À la fin du mois de décembre 2025, Égypte et Djibouti ont franchi une nouvelle étape dans leurs relations bilatérales en signant une série d’accords économiques et industriels. Ces engagements ont été formalisés à l’occasion d’une visite officielle à Djibouti du vice-Premier ministre égyptien et ministre de l’Industrie et des Transports, Kamel Al‑Wazir.
Les textes signés traduisent une volonté commune de renforcer la coopération dans des secteurs considérés comme stratégiques pour la mer Rouge et la Corne de l’Afrique, en particulier les infrastructures portuaires, la logistique régionale et l’énergie renouvelable.
Un projet solaire pour soutenir les infrastructures portuaires
Le premier accord porte sur le développement des énergies renouvelables. Il prévoit la construction d’une centrale solaire d’environ 23 MW, équipée d’un système de stockage par batteries. L’installation doit alimenter directement les infrastructures portuaires de Doraleh, réduisant la dépendance aux énergies fossiles et les coûts opérationnels.
Ce projet s’inscrit dans la stratégie djiboutienne de diversification de son mix énergétique et dans la volonté égyptienne d’exporter son savoir-faire industriel et technique en matière d’énergie propre vers les pays riverains de la mer Rouge.
Développement d’un nouveau terminal à conteneurs
Un second accord concerne le secteur portuaire. Il prévoit la participation d’entreprises publiques et privées égyptiennes au développement d’un nouveau terminal à conteneurs à Djibouti, avec des quais en eau profonde et une capacité destinée à accompagner la croissance du trafic régional.
Le projet implique notamment la Holding Company for Maritime and Land Transport côté égyptien et des partenaires djiboutiens liés aux autorités portuaires. L’objectif est de renforcer la compétitivité de Djibouti face aux autres hubs de la mer Rouge, tout en offrant à l’Égypte une présence accrue dans les chaînes logistiques reliant la Méditerranée à l’océan Indien.
Une plateforme logistique dans la zone franche internationale
Le troisième accord porte sur l’implantation d’une zone logistique égyptienne au sein de la Djibouti International Free Trade Zone.
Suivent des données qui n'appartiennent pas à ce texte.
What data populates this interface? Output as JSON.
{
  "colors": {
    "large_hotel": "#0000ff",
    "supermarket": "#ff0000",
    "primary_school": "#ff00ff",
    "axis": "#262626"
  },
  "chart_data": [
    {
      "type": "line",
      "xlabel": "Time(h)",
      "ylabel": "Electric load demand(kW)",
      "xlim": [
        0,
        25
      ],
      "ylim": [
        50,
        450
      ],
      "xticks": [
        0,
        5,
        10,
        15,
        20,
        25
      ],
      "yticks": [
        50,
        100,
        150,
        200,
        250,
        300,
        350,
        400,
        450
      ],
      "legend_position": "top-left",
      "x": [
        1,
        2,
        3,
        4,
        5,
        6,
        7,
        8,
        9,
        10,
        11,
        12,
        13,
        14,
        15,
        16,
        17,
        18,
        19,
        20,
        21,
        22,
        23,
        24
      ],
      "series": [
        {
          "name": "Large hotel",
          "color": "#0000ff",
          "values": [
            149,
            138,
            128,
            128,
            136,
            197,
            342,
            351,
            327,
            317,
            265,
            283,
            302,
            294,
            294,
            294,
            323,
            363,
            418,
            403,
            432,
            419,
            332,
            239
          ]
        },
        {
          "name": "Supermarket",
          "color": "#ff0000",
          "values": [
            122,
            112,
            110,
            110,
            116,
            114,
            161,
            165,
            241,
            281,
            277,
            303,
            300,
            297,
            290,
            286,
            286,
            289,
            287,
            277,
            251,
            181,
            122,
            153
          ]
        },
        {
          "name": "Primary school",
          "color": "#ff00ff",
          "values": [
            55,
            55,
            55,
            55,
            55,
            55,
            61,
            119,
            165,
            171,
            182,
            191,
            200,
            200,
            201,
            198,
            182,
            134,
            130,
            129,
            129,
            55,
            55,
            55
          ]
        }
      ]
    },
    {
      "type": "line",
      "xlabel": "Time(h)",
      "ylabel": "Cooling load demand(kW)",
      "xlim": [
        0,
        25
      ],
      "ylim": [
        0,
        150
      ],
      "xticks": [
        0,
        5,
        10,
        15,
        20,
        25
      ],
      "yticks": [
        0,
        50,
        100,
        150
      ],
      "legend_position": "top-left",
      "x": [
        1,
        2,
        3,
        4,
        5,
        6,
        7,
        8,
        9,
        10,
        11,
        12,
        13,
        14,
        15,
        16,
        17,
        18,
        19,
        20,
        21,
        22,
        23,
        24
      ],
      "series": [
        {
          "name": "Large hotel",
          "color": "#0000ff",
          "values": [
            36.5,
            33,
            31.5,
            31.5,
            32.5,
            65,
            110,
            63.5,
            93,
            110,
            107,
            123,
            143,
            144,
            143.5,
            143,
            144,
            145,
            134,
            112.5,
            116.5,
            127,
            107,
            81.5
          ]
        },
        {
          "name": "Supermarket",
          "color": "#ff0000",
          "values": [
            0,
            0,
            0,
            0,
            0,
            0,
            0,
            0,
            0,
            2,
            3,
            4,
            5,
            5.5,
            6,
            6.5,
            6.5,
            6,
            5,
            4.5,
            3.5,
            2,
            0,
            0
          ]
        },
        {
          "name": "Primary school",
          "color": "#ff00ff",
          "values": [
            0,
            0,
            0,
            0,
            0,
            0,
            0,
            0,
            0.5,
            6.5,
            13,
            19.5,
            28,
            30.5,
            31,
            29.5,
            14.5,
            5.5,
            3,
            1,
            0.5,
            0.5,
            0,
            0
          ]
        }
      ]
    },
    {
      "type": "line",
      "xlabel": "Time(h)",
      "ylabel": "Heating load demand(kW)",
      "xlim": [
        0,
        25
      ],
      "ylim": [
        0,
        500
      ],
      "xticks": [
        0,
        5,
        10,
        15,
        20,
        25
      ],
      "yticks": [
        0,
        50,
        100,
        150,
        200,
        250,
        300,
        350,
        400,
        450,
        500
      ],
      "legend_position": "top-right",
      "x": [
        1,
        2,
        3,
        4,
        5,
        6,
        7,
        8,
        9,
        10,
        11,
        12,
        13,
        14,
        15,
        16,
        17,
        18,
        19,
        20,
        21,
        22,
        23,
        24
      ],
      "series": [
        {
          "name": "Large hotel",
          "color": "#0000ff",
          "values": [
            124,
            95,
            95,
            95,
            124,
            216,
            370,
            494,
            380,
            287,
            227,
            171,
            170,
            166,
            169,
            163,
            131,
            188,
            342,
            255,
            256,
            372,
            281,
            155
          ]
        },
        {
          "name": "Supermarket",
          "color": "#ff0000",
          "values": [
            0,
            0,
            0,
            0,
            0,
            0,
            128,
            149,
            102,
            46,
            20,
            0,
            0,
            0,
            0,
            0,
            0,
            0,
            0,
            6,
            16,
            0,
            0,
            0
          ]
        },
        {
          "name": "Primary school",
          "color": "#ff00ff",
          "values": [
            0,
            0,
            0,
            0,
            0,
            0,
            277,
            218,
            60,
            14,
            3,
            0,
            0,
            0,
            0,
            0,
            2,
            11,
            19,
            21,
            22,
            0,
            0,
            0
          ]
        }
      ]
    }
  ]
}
Il s’agit d’un bail foncier destiné à accueillir des activités de stockage, de transformation et de redistribution de marchandises, notamment égyptiennes, à destination des marchés africains et asiatiques.
Cette plateforme vise à faire de Djibouti un point d’entrée privilégié pour les exportations industrielles et agro-alimentaires égyptiennes vers l’Afrique de l’Est, tout en renforçant le rôle du pays comme hub régional de transit et de services logistiques.
Au-delà de leur dimension économique, ces accords revêtent une portée stratégique. Ils traduisent l’intérêt croissant de l’Égypte pour la sécurité et la stabilité de la mer Rouge et du détroit de Bab el-Mandeb, artères essentielles du commerce mondial. Pour Djibouti, ce partenariat s’inscrit dans une politique de diversification de ses alliances économiques, dans un contexte de forte concurrence entre acteurs régionaux et internationaux.
L’ensemble de ces projets confirme la centralité de Djibouti dans les équilibres logistiques de la région et marque une montée en puissance de l’engagement économique égyptien dans la Corne de l’Afrique, à travers des investissements structurants et de long terme.